On a hot and windy May evening at the small independent bookshop Nowhere, tucked away on a corner alley in southwest Taipei, a customer leafs through books about Hong Kong neatly arranged on tables while another hesitates in front of the refrigerated display case between different beers: from ” independence now, of “Be Water” (the slogan of Hong Kong protesters in 2019) or simply “Taiwan beer”? Often hosting debate nights or film screenings, the place has become a hotspot for Hong Kong immigrants to Taiwan.
“It’s more than a bookstore, it’s a place for Hong Kongers to meet and socialize. Taiwan is a culture shock that many did not expect, because it is at the same time more democratic, but also more Chinese and isolated than Hong Kong »observes Zhang Jieping, a former Hong Kong journalist who took over the bookstore a year ago.
The previous manager, a young architect who also emigrated from Hong Kong in 2020, finally left Taiwan with his wife and children for the UK in late 2021, tired of waiting for a visa that never arrived.
“Depressed”
The intellectual vibe under these dim lights contrasts with the frenetic spectacle unfolding nearby at the intersection of the twinkling neon lights of Ximending, dubbed the “Shibuya of Taipei” in reference to Tokyo’s trendy neighborhood. Here the youth marches with lots of pompadour wigs and pastel-colored faux fur. It is also the meeting place for LGBT people, who Taiwan is the only country in Asia to grant the right to marry (since 2019).
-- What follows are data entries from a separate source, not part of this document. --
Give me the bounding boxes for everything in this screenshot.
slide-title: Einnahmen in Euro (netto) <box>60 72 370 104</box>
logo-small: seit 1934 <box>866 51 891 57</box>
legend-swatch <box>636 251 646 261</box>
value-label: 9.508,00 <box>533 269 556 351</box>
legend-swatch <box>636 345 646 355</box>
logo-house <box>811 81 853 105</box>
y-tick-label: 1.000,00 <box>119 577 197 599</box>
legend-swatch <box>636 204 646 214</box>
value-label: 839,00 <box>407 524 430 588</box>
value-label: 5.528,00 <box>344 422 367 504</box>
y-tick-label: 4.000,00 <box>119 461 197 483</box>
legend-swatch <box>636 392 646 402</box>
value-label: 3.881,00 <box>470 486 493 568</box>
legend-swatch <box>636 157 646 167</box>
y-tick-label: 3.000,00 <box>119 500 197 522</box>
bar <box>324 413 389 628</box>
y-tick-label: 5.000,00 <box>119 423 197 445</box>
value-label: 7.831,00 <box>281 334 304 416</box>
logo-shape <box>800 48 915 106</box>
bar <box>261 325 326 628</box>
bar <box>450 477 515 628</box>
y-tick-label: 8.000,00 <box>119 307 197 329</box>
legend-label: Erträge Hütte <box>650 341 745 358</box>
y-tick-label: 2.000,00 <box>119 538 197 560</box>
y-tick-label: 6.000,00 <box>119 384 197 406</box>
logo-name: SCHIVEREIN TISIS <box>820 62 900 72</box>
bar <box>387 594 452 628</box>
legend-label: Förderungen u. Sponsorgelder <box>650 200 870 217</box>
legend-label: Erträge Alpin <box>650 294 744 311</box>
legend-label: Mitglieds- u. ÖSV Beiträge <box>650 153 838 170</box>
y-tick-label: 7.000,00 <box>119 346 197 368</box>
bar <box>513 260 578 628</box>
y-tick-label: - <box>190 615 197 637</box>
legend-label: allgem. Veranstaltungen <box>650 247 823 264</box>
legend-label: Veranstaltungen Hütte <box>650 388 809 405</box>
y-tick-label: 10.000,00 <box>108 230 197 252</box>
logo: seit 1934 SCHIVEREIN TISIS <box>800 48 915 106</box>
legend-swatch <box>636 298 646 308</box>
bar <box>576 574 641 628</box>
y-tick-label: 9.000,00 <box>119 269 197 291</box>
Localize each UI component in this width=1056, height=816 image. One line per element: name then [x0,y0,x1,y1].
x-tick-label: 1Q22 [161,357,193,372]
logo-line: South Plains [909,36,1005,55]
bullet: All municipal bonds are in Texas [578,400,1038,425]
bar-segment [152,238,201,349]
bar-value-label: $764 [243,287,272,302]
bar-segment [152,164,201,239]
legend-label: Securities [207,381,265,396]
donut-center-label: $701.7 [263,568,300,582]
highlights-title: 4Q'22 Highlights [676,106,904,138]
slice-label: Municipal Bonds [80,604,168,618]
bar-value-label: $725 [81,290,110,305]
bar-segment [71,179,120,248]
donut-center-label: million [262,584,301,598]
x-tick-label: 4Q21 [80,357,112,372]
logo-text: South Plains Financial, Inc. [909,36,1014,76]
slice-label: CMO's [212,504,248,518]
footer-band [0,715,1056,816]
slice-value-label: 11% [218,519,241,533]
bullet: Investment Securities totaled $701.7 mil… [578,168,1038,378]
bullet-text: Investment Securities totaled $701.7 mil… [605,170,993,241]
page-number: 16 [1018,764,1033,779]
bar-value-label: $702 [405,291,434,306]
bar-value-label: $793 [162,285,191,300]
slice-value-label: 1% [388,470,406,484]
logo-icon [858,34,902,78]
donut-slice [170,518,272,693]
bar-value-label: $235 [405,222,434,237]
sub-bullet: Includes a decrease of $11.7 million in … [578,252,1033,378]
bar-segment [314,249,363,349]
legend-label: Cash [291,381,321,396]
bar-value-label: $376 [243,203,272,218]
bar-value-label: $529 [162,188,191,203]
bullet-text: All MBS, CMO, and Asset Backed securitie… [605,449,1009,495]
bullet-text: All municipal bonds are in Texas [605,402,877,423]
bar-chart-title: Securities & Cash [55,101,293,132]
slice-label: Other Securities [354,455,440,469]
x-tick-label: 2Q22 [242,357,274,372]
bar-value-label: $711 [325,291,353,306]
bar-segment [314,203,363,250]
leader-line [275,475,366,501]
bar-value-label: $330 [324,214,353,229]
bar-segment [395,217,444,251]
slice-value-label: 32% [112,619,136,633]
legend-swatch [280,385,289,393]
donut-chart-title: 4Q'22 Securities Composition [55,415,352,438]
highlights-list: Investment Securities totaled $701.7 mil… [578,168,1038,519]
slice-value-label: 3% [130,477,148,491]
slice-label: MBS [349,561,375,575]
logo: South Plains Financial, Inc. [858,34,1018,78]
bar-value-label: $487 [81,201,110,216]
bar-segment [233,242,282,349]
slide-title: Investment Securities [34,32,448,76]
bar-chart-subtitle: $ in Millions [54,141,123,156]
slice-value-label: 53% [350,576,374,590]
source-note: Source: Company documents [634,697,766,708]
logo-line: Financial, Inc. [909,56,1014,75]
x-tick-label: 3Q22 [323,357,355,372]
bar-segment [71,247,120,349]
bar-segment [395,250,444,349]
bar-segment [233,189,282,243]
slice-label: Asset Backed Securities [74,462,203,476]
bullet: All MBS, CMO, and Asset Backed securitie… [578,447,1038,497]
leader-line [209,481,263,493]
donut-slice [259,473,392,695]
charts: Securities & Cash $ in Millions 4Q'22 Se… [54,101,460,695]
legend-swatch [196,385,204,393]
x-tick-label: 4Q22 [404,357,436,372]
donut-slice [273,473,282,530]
But the Hong Kongers who find themselves in Nowhere, one of the many exile headquarters, are not in the mood to party. “Almost all Hong Kongers I know here are depressed. In addition, many have left Taiwan or are considering leaving.”says Mukyu (or Page in English), a young Hong Kong writer who published a collection of short stories about his city titled after the summer and fall of 2019 protests Maybe in the smoke. He fell in love on this eastern shore of the strait. He got married there and therefore does not think about leaving. But he knows he’s an exception, because for many of his fellow citizens, exile in Taiwan is more painful than expected.
In August 2020, just weeks after the enactment of Hong Kong’s national security law, which marked the beginning of an unprecedented repression of civil and political liberties, happened the maddening and vain epic of twelve young activists who chartered a motorboat by sea Getting to Taiwan had illustrated the hope that the ruthlessly free island embodied in Hong Kong’s psyche. Especially since Tsai Ing-wen, the president of the Democratic Progressive Party, very quickly took up the cause of the major political protest movement in the summer of 2019 in the former British colony. In contrast, Taiwan, which was de facto independent for nearly seventy-five years, was never ruled by the Chinese Communist Party, and had embarked on the road to democracy in the late 1980s, embodied all the values Hong Kongers aspired to. SO.